10. The last place we stayed was a riverboat bed & breakfast in Newport. We were greeted by three dogs—Charlie, Jazz, and Arf, all Westies—who jumped into our laps as soon as we sat. At night, we sat on the top deck of the boat, drinking wine and beer with Michael, one of the innkeepers. He and his wife, Gloria, were planning on selling the boat soon and retiring after two decades in the business, so he was feeling wistful. He told us stories about the various men who lived on the docks. He warned Chrissy to stay away from the fishermen, who he described as ne’er-do-wells, but to find herself a rich logger while she was in town. “You can tell the loggers,” he said. “The smell of them.” In the morning, Gloria served us breakfast and broke down into tears several times. She was waiting on medical test results, but didn’t want to talk about it. At the next table, a white man named Tyrone and his wife ate plate after plate after plate of food. They wore all white every day, and they had the persistent smiles and disconcertingly enthusiastic voices of youth ministers. Nights when they saw us drinking on the top deck, they didn’t even step through the doorway, as if they were afraid of catching a contact drunk. I assumed they were missionaries, or maybe ghosts.

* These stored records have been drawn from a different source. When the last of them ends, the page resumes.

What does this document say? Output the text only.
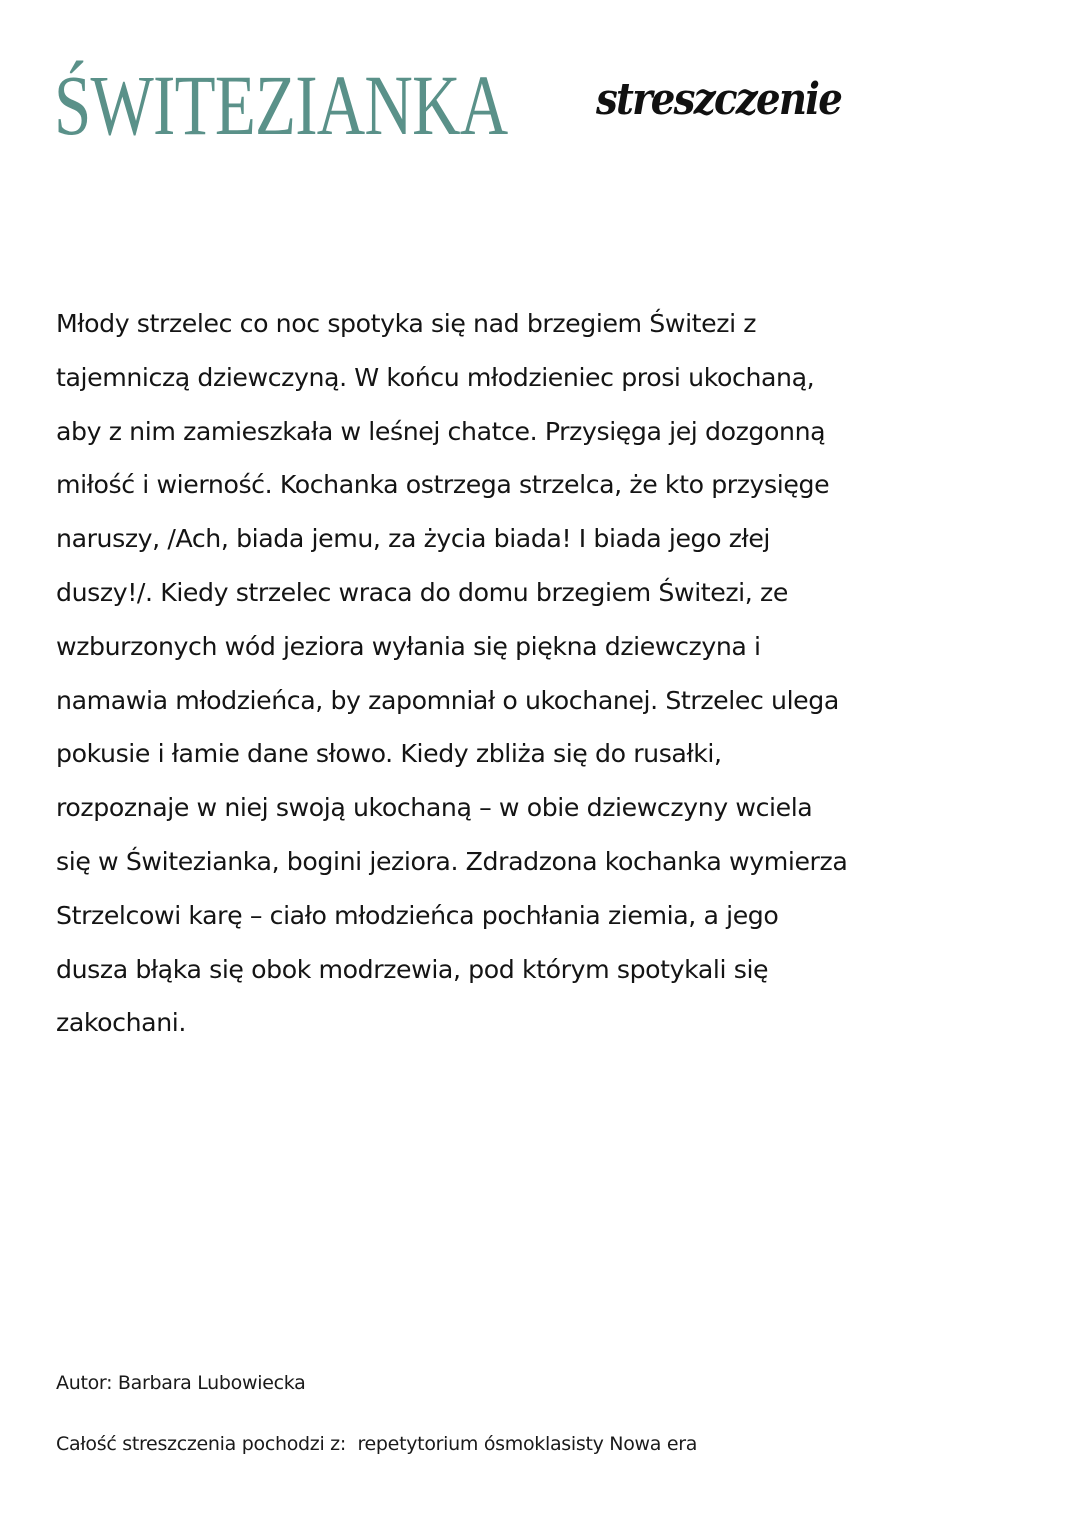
ŚWITEZIANKA streszczenie
Młody strzelec co noc spotyka się nad brzegiem Świtezi z
tajemniczą dziewczyną. W końcu młodzieniec prosi ukochaną,
aby z nim zamieszkała w leśnej chatce. Przysięga jej dozgonną
miłość i wierność. Kochanka ostrzega strzelca, że kto przysięge
naruszy, /Ach, biada jemu, za życia biada! I biada jego złej
duszy!/. Kiedy strzelec wraca do domu brzegiem Świtezi, ze
wzburzonych wód jeziora wyłania się piękna dziewczyna i
namawia młodzieńca, by zapomniał o ukochanej. Strzelec ulega
pokusie i łamie dane słowo. Kiedy zbliża się do rusałki,
rozpoznaje w niej swoją ukochaną – w obie dziewczyny wciela
się w Świtezianka, bogini jeziora. Zdradzona kochanka wymierza
Strzelcowi karę – ciało młodzieńca pochłania ziemia, a jego
dusza błąka się obok modrzewia, pod którym spotykali się
zakochani.
Autor: Barbara Lubowiecka
Całość streszczenia pochodzi z:  repetytorium ósmoklasisty Nowa era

11. On the last night, we walked to the rocky coast and hopscotched along rocks out into the water where we saw seals so close we could have named them. Later, we sat on the sand and watched the sun set. What possible thing can I say about a sunset that hasn’t been said? We watched it because we were on the coast and we felt just a little bit closer to the sun than we’d been at home. We watched it because we were tired and it was nice to sit down. We watched it because what else was there to do? We were on vacation and had spent a lot of time and money to have a moment where we could do something like this: to feel calm and comfortable and alive for a while.